1998 started with a European release titled "Desire / Blind Remixes" on KK (Belgium), fusing five different mixes of album track "Desire" together with the "Blind" single. "Suspended", another US-only single on Metropolis (USA), followed with five mixes of the title track.
It preceded the release of Numb's last album "Language Of Silence", this time through Zoth Ommog (Europe) and Metropolis (USA). It has an even more structured and danceable character to it, yet still carrying all the menace and disturbing atmosphere defining all Numb releases, in an even more concentrated form.
"Half-Life", a great track left over from the recording sessions was released the next year on the "Septic" compilation on Dependent (Germany), and a remix for The Klinik surfaced in 2001, but basically 1998 marked the last year of activity for Numb.

Don Gordon relocated to London where he assembled an album under the moniker Halo_Gen in 1999 released by Pendragon (USA), with a purely instrumental and more idm and drum'n'bass influenced vision of his nightmarish soundtrack.

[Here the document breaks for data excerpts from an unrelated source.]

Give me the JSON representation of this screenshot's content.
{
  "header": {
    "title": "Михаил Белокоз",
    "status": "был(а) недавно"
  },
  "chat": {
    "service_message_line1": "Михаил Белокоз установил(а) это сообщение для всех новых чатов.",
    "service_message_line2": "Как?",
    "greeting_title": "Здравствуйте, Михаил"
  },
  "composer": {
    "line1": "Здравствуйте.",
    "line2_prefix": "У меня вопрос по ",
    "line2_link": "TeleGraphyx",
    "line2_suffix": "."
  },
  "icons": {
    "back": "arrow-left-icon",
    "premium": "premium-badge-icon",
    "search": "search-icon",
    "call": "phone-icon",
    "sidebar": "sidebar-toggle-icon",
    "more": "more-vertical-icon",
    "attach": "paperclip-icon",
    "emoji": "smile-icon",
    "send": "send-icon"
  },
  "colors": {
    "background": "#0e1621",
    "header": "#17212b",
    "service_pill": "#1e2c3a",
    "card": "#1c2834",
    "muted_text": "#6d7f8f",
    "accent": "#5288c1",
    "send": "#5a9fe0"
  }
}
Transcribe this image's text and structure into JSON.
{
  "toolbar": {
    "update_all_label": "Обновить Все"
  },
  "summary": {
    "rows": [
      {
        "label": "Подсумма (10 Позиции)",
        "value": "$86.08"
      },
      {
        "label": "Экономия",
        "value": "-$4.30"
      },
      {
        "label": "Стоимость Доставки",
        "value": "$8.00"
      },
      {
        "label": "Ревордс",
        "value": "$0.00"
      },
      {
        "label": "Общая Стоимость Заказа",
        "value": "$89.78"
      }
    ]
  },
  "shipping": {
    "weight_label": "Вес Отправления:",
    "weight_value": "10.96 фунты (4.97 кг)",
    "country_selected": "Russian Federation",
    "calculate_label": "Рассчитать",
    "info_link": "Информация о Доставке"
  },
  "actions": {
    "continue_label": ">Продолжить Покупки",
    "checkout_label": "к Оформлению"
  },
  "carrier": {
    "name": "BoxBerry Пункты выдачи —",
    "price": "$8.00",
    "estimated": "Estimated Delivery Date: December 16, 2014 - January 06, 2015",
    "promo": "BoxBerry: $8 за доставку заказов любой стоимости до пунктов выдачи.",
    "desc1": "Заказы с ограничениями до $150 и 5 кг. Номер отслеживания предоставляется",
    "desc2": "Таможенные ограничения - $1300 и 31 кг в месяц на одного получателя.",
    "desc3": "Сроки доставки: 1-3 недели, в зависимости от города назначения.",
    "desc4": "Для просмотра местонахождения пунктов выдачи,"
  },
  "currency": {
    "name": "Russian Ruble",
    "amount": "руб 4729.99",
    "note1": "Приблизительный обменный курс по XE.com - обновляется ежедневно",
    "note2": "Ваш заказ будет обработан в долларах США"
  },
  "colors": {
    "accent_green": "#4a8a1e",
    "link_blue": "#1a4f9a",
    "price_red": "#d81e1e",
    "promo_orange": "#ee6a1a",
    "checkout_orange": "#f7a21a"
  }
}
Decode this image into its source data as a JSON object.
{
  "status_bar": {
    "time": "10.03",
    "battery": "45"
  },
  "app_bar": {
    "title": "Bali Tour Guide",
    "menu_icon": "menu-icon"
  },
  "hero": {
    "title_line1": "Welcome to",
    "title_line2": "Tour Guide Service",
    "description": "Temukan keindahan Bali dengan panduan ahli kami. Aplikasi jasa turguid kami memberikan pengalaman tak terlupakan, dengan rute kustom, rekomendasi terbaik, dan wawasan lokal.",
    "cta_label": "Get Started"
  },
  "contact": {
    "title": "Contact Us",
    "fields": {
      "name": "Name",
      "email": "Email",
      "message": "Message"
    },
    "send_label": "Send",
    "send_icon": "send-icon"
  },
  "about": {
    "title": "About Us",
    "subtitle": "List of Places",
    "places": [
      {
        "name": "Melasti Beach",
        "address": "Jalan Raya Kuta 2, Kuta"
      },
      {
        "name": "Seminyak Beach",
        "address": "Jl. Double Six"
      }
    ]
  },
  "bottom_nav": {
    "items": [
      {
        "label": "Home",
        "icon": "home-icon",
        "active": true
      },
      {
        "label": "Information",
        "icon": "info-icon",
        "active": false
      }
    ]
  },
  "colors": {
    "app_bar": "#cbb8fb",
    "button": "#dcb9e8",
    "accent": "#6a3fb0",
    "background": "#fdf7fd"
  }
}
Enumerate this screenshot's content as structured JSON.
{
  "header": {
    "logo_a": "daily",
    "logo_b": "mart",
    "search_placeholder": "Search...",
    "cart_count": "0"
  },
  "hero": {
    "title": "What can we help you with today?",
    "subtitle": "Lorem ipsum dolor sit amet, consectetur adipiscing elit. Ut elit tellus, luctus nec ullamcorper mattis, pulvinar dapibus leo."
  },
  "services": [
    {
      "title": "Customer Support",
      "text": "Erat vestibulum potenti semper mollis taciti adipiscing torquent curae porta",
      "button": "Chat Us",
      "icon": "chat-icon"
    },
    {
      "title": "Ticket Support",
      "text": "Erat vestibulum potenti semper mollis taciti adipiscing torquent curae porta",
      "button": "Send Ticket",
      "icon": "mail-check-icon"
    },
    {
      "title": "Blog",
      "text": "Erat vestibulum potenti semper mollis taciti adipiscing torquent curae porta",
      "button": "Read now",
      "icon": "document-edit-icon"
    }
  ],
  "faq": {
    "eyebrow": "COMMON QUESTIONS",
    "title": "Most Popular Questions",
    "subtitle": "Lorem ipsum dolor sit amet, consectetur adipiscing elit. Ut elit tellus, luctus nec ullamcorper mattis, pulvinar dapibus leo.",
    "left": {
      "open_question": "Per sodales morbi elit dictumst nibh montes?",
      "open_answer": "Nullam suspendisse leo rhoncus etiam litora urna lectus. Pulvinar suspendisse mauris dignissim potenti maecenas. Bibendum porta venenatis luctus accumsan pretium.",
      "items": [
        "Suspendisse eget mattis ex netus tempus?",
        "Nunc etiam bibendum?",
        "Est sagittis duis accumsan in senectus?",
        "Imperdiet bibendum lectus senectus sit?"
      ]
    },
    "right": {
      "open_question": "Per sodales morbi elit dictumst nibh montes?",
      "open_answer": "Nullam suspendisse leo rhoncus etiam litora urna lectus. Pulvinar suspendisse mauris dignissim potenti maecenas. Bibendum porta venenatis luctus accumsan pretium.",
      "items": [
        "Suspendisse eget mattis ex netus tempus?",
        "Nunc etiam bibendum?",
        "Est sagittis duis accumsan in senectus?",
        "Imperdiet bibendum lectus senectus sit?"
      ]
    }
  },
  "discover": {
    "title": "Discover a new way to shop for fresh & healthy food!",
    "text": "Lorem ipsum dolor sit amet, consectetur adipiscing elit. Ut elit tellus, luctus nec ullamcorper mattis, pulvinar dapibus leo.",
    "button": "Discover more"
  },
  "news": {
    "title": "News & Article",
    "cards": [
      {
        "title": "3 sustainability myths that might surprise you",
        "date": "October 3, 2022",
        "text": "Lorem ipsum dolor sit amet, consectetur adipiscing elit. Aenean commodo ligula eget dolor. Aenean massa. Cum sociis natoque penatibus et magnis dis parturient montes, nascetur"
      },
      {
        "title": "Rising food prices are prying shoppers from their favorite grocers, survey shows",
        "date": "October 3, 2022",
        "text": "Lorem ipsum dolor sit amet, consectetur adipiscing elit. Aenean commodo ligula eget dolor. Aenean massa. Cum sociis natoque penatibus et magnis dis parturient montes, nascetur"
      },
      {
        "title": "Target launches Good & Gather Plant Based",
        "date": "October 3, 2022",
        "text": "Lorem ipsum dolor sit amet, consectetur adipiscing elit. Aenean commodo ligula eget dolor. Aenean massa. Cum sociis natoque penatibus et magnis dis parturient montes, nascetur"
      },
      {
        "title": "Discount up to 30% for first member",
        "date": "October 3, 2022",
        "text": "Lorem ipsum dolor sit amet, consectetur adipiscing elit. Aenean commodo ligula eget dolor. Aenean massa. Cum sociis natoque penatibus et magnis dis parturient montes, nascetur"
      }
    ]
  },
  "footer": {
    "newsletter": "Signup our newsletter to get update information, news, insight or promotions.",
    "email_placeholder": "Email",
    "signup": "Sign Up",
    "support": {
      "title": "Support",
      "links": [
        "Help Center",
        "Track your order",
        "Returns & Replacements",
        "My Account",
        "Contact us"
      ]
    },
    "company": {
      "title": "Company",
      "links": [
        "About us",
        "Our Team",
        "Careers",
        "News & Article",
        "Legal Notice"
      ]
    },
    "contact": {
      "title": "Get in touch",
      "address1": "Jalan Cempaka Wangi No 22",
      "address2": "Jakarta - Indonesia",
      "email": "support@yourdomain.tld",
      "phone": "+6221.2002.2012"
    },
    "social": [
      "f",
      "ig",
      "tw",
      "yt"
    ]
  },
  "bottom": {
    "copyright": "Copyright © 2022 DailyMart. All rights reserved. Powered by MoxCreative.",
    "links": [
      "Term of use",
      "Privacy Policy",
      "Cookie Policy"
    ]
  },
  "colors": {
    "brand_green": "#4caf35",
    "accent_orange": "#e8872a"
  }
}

He then later moved on to Vietnam where he is residing until today. Pretty much having withdrawn from the music business he just appeared at Images In Vogue's August 2004 reunion gig in Vancouver.

Over the years, Don Gordon has been doing a lot of production and remix work for other artists including Lung or Esplendor Geométrico (see discography for comprehensive list). He appeared on Dive Vs. Diskonnekted's 2006 Frozen EP with a terrific remix of the title track, marking his return on the musical landscape after several years of complete absence and leaving many fans worldwide hoping for more.